Sinopse: Em Santos há um horror a espreitar os portos, as escolas e os corações dos homens. Um horror inominável, indizível e com fome. Prepare-se para adentrar a um novo capítulo dos contos lovecraftianos.

***

H.P Lovecraft é um racista. Ponto. Não há como negar tal fato e quem o faz está enganado, mal-informado ou é mau caráter. Isto posto, a melhor forma de nos vingarmos é nos apropriando de seu universo, seus monstros e seus escritos e elevá-los a um outro patamar. Seja recriando e consequentemente enriquecendo-o, como Victor Lavalle e o seu A Balada de Black Tom, seja transformando-o em algo nosso e levando-o a outras paragens, como acontece em Cálculo Renal de Raphael Fernandes e Danilo Dias.

Aqui, os horrores cósmicos são trazidos para o litoral paulista, mais especificamente a cidade de Santos e se entrelaçam com os Crimes da mala. Dois brutais assassinatos ocorridos em 1908 na cidade de Santos e em 1928 na capital São Paulo, onde os assassinos utilizaram o mesmo método de ocultação do cadáver de suas vítimas: desmembrá-los e despachá-los em malas para outro país.

É unindo true crime com a mitologia criada por Lovecraft que a dupla de quadrinistas vai desenvolver uma trama envolvendo segredos de família, um estranho investigador de antiguidades e uma dupla de policiais cretinos. 

O horror cósmico numa pedra nos rins

Arte de: Danilo Dias

Se tem uma coisa que eu gosto são histórias redondinhas. Aquelas que sabem onde querem ir ao mesmo tempo em que apresentam um universo conciso, coeso e que ainda deixam aquelas pontas aqui e ali, para quem sabe ali no futuro o revisitarmos. Aconteceu isso com O caso do churrasco na laje e se repete aqui com Cálculo Renal. 
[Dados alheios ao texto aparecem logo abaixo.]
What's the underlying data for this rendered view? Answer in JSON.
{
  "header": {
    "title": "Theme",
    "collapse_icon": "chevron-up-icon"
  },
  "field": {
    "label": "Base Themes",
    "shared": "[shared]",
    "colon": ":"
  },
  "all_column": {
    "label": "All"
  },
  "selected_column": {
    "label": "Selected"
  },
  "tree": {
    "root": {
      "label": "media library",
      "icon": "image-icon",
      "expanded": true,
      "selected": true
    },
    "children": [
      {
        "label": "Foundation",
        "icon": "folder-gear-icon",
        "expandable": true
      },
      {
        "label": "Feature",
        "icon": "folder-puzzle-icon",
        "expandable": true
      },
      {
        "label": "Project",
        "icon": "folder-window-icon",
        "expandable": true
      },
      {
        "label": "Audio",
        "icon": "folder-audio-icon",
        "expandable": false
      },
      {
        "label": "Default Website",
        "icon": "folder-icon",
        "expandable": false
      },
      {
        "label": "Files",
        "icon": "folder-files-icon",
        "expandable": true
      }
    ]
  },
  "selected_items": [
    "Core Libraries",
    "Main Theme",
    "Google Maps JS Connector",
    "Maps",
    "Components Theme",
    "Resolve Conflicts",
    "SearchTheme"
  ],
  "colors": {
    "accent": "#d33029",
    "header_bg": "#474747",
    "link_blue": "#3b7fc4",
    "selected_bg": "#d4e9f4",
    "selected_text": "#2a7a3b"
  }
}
A capacidade de síntese do roteiro é ímpar e nenhuma página é desperdiçada. Não há barrigas no roteiro e cada um dos personagens possui um “tempo de tela” (ou seria de quadro?) suficiente para nos conectarmos a eles. Um exemplo deste poder de condensação do roteiro, é que mesmo tendo somente 32 páginas, vemos até a origem dos poderes do personagem principal, o investigador Augusto Macário.

Uma hipótese que me ocorreu enquanto lia a revista foi a de que o sobrenome Macário talvez seja uma referência a peça teatral homônima do escritor paulista Álvares de Azevedo. Na peça, que é dividida em dois atos, Macário conhece Satã e sai mudado desse encontro. Algo bem próximo ao que vemos na HQ, mas que ganha contornos mais lovecraftianos. 

A própria escolha da cidade de Santos, se mostra também como uma decisão tomada em prol de se manter determinados ecos das histórias do escritor norte-americano. A cidade litorânea como ponto de contato com os horrores que se escondem nas fissuras da razão e um antigo marujo, antiga profissão do protagonista, tendo que lidar com tais fatos. 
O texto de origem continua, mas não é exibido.